En septembre 2008, il présidait le groupe de travail sur la VAE, mis en place dans le cadre de la réforme de la formation professionnelle, qui devait déboucher sur l'Ani de janvier 2009, transposé dans la loi du 24 novembre 2009.

Vincent Merle était titulaire de la chaire travail, emploi et acquisitions professionnelles du Cnam.

David Garcia

QUAND VINCENT MERLE DRESSAIT UN BILAN DE DIX ANS DE VAE

À l'occasion du décès de Vincent Merle, nous publions à nouveau cet article, paru dans Le Quotidien de la formation le 18 janvier 2012 [ 1 ] Voir aussi son interview sur ce même thème dans le dossier de L'Inffo n° 806, pp. 16-17..

“La VAE est entrée dans les moeurs. Elle est plus connue que le Dif !", a constaté, optimiste, Vincent Merle, professeur au Cnam, le 17 janvier 2012 à Angers (Maine-et-Loire), lors de la journée qu'a consacré le Carif Pays de la Loire aux dix ans du dispositif. Directeur de cabinet de Nicole Péry, secrétaire aux Droits des femmes lorsque la loi de modernisation sociale créant la VAE a été votée le 17 janvier 2002, il a relaté l'ambiance de l'époque.

“Il y avait des dispositions sur la formation professionnelle et ces dispositions là ont été votées à l'unanimité aussi bien au Sénat qu'à l'Assemblée nationale. C'est toujours bon signe", se souvient-il. Pour autant, seulement 500 diplômes par an étaient alors validés grâce au dispositif précédent la validation des acquis professionnels (VAP) version 1992 et il n'est pas mécontent du bilan que l'on peut tirer dix ans plus tard, préférant constater que la bouteille est à moitié pleine.
“Le rapport Besson [ 2 ]“Valoriser l'acquis de l'expérience : une évaluation du dispositif de VAE", Éric Besson, septembre 2008. a établi qu'il y avait un potentiel de 6 millions de personnes concernées par le dispositif. Actuellement, il y a 60 000 qui s'engagent dans le parcours. Le compte n'y est pas !", a-t-il reconnu, ajoutant dans la foulée : “La réussite tient elle au nombre ? La VAE est un sucre lent. C'est un choc culturel qui va se transformer."

Pour Vincent Merle, on lui doit de s'être penché sur les compétences et d'avoir réécrit les référentiels. Si le diplôme sanctionne un parcours de formation réussi, il est avant tout une “une présomption d'aptitudes, de connaissances et de compétences" qui doivent être décrites par un référentiel, faute de quoi la VAE ne pourra être mise en
œuvre et, “de ce point de vue, c'est une petite révolution", donnant, dix ans plus tard, raison à Nicole Péry.
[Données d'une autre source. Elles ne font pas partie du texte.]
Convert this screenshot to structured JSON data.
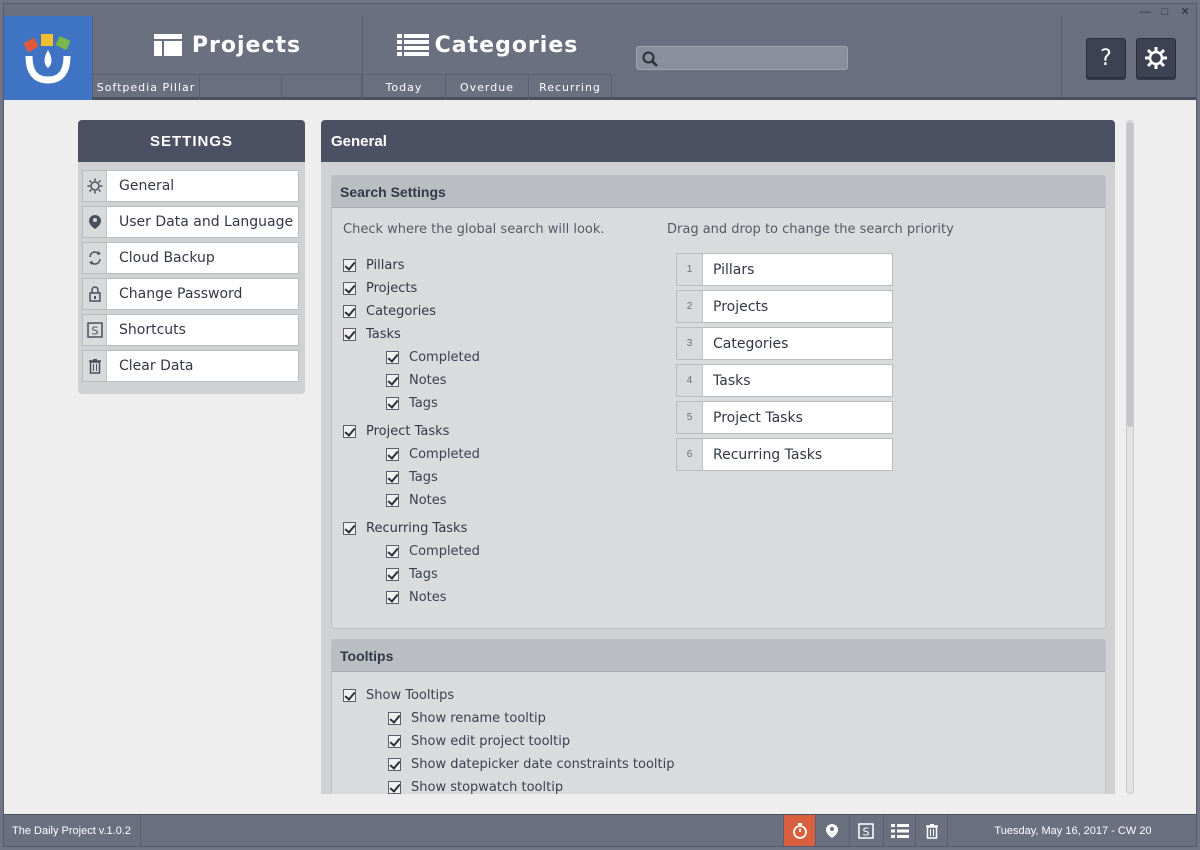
{
  "header": {
    "projects_label": "Projects",
    "categories_label": "Categories",
    "projects_subtabs": [
      "Softpedia Pillar",
      "",
      ""
    ],
    "categories_subtabs": [
      "Today",
      "Overdue",
      "Recurring"
    ],
    "search_placeholder": "",
    "help_label": "?"
  },
  "sidebar": {
    "title": "SETTINGS",
    "items": [
      {
        "label": "General",
        "icon": "gear-icon"
      },
      {
        "label": "User Data and Language",
        "icon": "user-pin-icon"
      },
      {
        "label": "Cloud Backup",
        "icon": "sync-icon"
      },
      {
        "label": "Change Password",
        "icon": "lock-icon"
      },
      {
        "label": "Shortcuts",
        "icon": "shortcut-s-icon"
      },
      {
        "label": "Clear Data",
        "icon": "trash-icon"
      }
    ]
  },
  "main": {
    "title": "General",
    "search_settings": {
      "title": "Search Settings",
      "check_desc": "Check where the global search will look.",
      "drag_desc": "Drag and drop to change the search priority",
      "checks": [
        {
          "label": "Pillars",
          "level": 0
        },
        {
          "label": "Projects",
          "level": 0
        },
        {
          "label": "Categories",
          "level": 0
        },
        {
          "label": "Tasks",
          "level": 0
        },
        {
          "label": "Completed",
          "level": 1
        },
        {
          "label": "Notes",
          "level": 1
        },
        {
          "label": "Tags",
          "level": 1
        },
        {
          "label": "Project Tasks",
          "level": 0
        },
        {
          "label": "Completed",
          "level": 1
        },
        {
          "label": "Tags",
          "level": 1
        },
        {
          "label": "Notes",
          "level": 1
        },
        {
          "label": "Recurring Tasks",
          "level": 0
        },
        {
          "label": "Completed",
          "level": 1
        },
        {
          "label": "Tags",
          "level": 1
        },
        {
          "label": "Notes",
          "level": 1
        }
      ],
      "priority": [
        {
          "num": "1",
          "label": "Pillars"
        },
        {
          "num": "2",
          "label": "Projects"
        },
        {
          "num": "3",
          "label": "Categories"
        },
        {
          "num": "4",
          "label": "Tasks"
        },
        {
          "num": "5",
          "label": "Project Tasks"
        },
        {
          "num": "6",
          "label": "Recurring Tasks"
        }
      ]
    },
    "tooltips": {
      "title": "Tooltips",
      "checks": [
        {
          "label": "Show Tooltips",
          "level": 0
        },
        {
          "label": "Show rename tooltip",
          "level": 1
        },
        {
          "label": "Show edit project tooltip",
          "level": 1
        },
        {
          "label": "Show datepicker date constraints tooltip",
          "level": 1
        },
        {
          "label": "Show stopwatch tooltip",
          "level": 1
        }
      ]
    }
  },
  "statusbar": {
    "version": "The Daily Project v.1.0.2",
    "date": "Tuesday, May 16, 2017 - CW 20",
    "icons": [
      "stopwatch-icon",
      "user-pin-icon",
      "shortcut-s-icon",
      "list-icon",
      "trash-icon"
    ]
  },
  "colors": {
    "accent": "#3f73c4",
    "header": "#6b7080",
    "dark_panel": "#4b5063",
    "active_status": "#d8603f"
  }
}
Les entreprises doivent se l'approprier

Mais il n'y aura de réussite que si les entreprises s'approprient la VAE. Elles doivent reconnaître qu'elles ont, certes, besoin des têtes bien faites, mais aussi des gens qui ont développé des compétences en situation de travail. Or, elles ont du mal à le reconnaître et il existe encore, selon lui, un “plafond de verre" entre les catégories, le diplôme demeurant un signal fort. “Si l'entreprise encourage ce dispositif et si elle favorise l'idée même que la reconnaissance est utile, alors on a gagné", a-t-il déclaré.

Pour autant, la VAE n'est pas un long fleuve tranquille : “C'est une obligation de retour sur soi et d'élucidation de tout ce qu'on sait faire, sans savoir qu'on sait le faire, et c'est un travail extrêmement exigeant et extrêmement formateur." D'où l'intérêt d'être accompagné par un collectif, comme l'entreprise, pour éviter d'échouer. Surtout que le fait d'enclencher une VAE portée par le collectif bouleverse les organisations de l'entreprise, amenant employeur et salarié à travailler ensemble plutôt que l'un contre l'autre, lorsqu'ils parlent de l'activité réelle en vue de l'obtention d'un diplôme. La VAE est “un outil puissant qui pousse à parler de l'activité réelle et met l'entreprise dans la position où elle doit reconnaître. On n'est plus dans le mépris, on est dans la reconnaissance. La réussite de la VAE passera par le fait que les entreprises se l'approprient", a-t-il insisté.

Encore du travail sur le référentiel

Si la VAE est entrée dans les moeurs, le professeur au Cnam pense qu'il reste “du travail à faire sur le référentiel", le terme même de compétences restant flou. Pour Vincent Merle, “une compétence est une reconstruction a posteriori (…), c'est le croisement entre les ressources dont vous avez besoin pour agir, qui font que vous êtes connaissant et performant, et le contexte dans lequel vous exercez". _ L'écriture du référentiel nécessite selon lui encore beaucoup d'investissement méthodologique. Autre champ de progrès : les jurys. Non seulement il n'y a pas assez de professionnels dans les jurys, mais les enseignants qui y siègent “gardent leurs vieux réflexes". Surtout, il faudrait que les trois pôles de la VAE, le référentiel, l'accompagnement et le jury, travaillent ensemble.

Béatrice Delamer

TEMOIGNAGES

“J'ai estimé les compétences de Vincent Merle à leur juste valeur", nous a dit Nicole Péry, secrétaire d'État aux Droits des femmes et à la Formation professionnelle de 1998 à 2002.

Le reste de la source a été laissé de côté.